Additionally, when compared to its 3-in-1 jacket competition, the inner jackets of all of them have roughly the same aesthetics though they come in different colors with slightly varying cuts.
The Whirlibird III is light on ski specific features, but that doesn't set its performance back too far from the competition. It has an attached powder skirt that is great to use on deep snow days, along with a large mesh drop pocket on the inside of the shell that is big enough to accommodate a pair of goggles.
Beyond that, there isn't much about this jacket that seems to make it dedicated for skiing. With most ski jackets we tested, the ski features that are present are nice and those that aren't there are generally not missed. We think that features are a nice bonus, but at the same time, the lack of them doesn't really cost a jacket too much in our overall impression.
This is a good all-around ski jacket for the resort skier on a budget who only goes skiing a few times a year. The design and construction aren't the best, but the function and versatility are adequate, especially considering the price.

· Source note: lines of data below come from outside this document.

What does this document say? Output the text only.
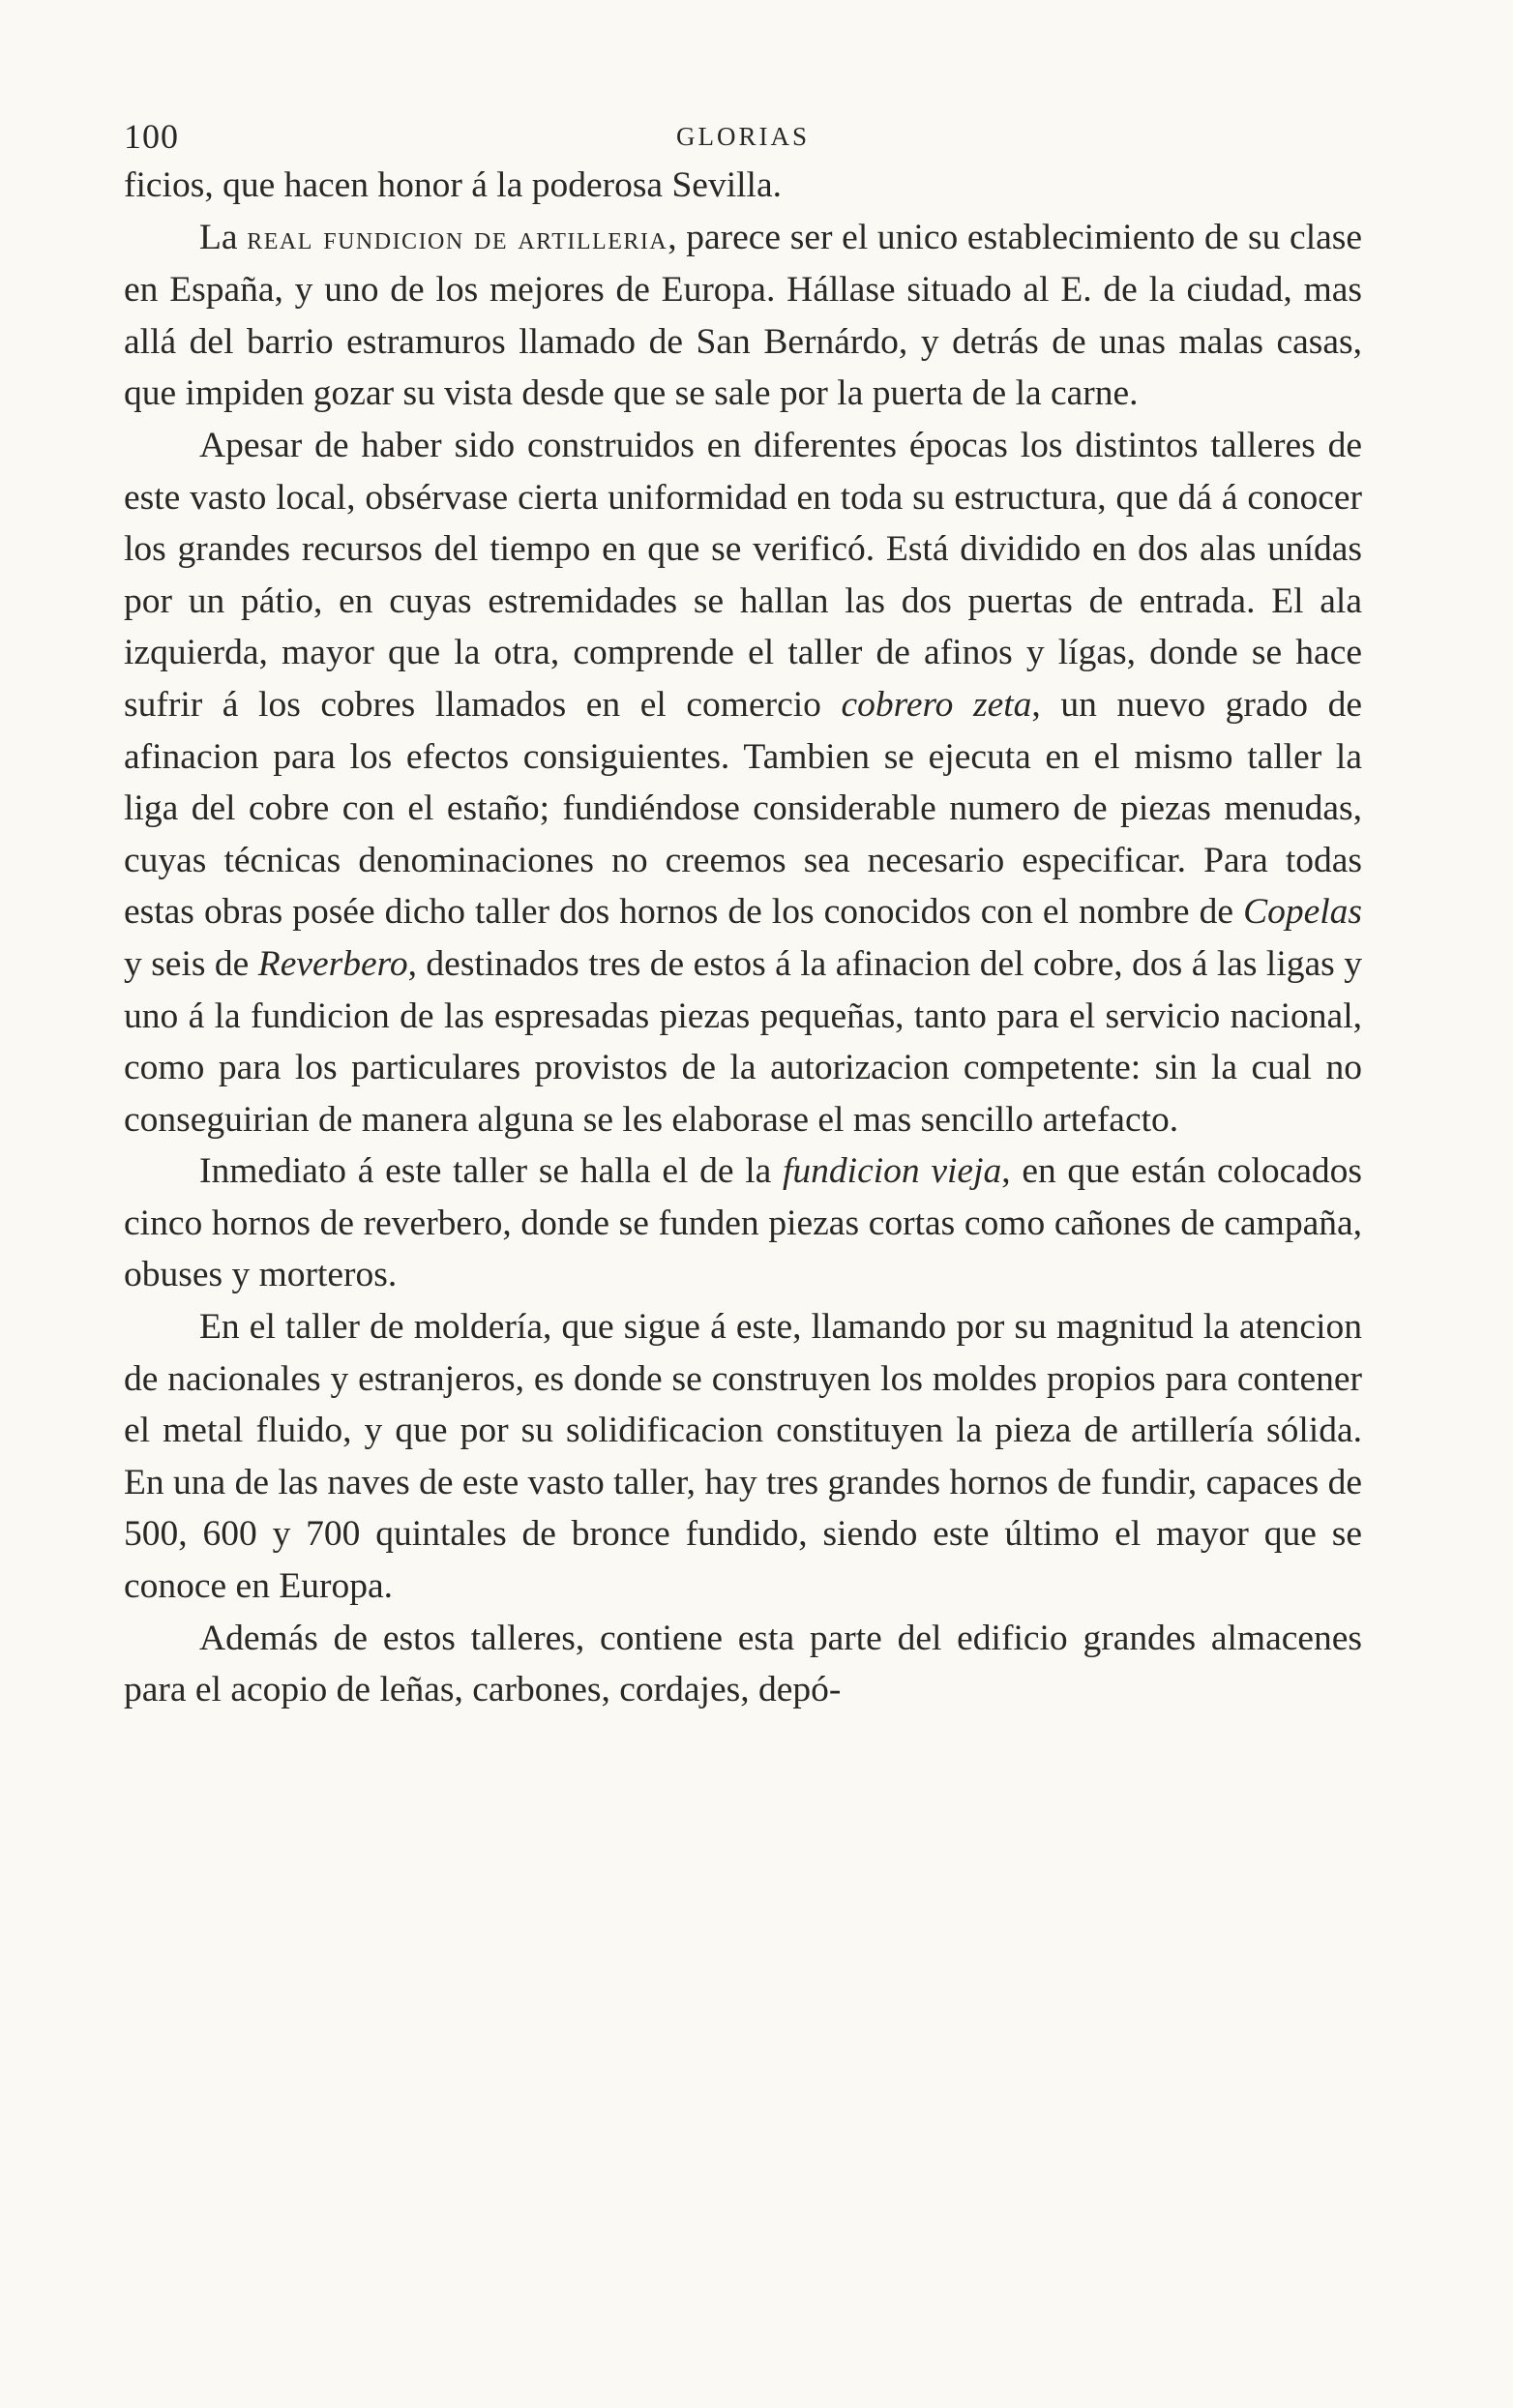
100	GLORIAS

ficios, que hacen honor á la poderosa Sevilla.

La real fundicion de artilleria, parece ser el unico establecimiento de su clase en España, y uno de los mejores de Europa. Hállase situado al E. de la ciudad, mas allá del barrio estramuros llamado de San Bernárdo, y detrás de unas malas casas, que impiden gozar su vista desde que se sale por la puerta de la carne.

Apesar de haber sido construidos en diferentes épocas los distintos talleres de este vasto local, obsérvase cierta uniformidad en toda su estructura, que dá á conocer los grandes recursos del tiempo en que se verificó. Está dividido en dos alas unídas por un pátio, en cuyas estremidades se hallan las dos puertas de entrada. El ala izquierda, mayor que la otra, comprende el taller de afinos y lígas, donde se hace sufrir á los cobres llamados en el comercio cobrero zeta, un nuevo grado de afinacion para los efectos consiguientes. Tambien se ejecuta en el mismo taller la liga del cobre con el estaño; fundiéndose considerable numero de piezas menudas, cuyas técnicas denominaciones no creemos sea necesario especificar. Para todas estas obras posée dicho taller dos hornos de los conocidos con el nombre de Copelas y seis de Reverbero, destinados tres de estos á la afinacion del cobre, dos á las ligas y uno á la fundicion de las espresadas piezas pequeñas, tanto para el servicio nacional, como para los particulares provistos de la autorizacion competente: sin la cual no conseguirian de manera alguna se les elaborase el mas sencillo artefacto.

Inmediato á este taller se halla el de la fundicion vieja, en que están colocados cinco hornos de reverbero, donde se funden piezas cortas como cañones de campaña, obuses y morteros.

En el taller de moldería, que sigue á este, llamando por su magnitud la atencion de nacionales y estranjeros, es donde se construyen los moldes propios para contener el metal fluido, y que por su solidificacion constituyen la pieza de artillería sólida. En una de las naves de este vasto taller, hay tres grandes hornos de fundir, capaces de 500, 600 y 700 quintales de bronce fundido, siendo este último el mayor que se conoce en Europa.

Además de estos talleres, contiene esta parte del edificio grandes almacenes para el acopio de leñas, carbones, cordajes, depó-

The Columbia Whirlibird III Interchange is undoubtedly an excellent value. It is one of the least expensive models we tested, and it still manages to perform well above its asking price. The 3-in-1 design helps add value with two distinct separate jackets that can be worn together for an incredibly warm insulated combination. It's not the most stylish or the most comfortable, but it is undoubtedly functional and a great bargain.
The Whirlibird III is an inexpensive and functional 3-in-1 ski jacket that is ideal for the casual resort skier. This jacket is a great value with two separate jackets that can be worn in three configurations. It will keep you warm and dry, but it lacks the refined fit and finish of its more expensive competitors. That said, the Whirlibird III gets the job done at a very reasonable price.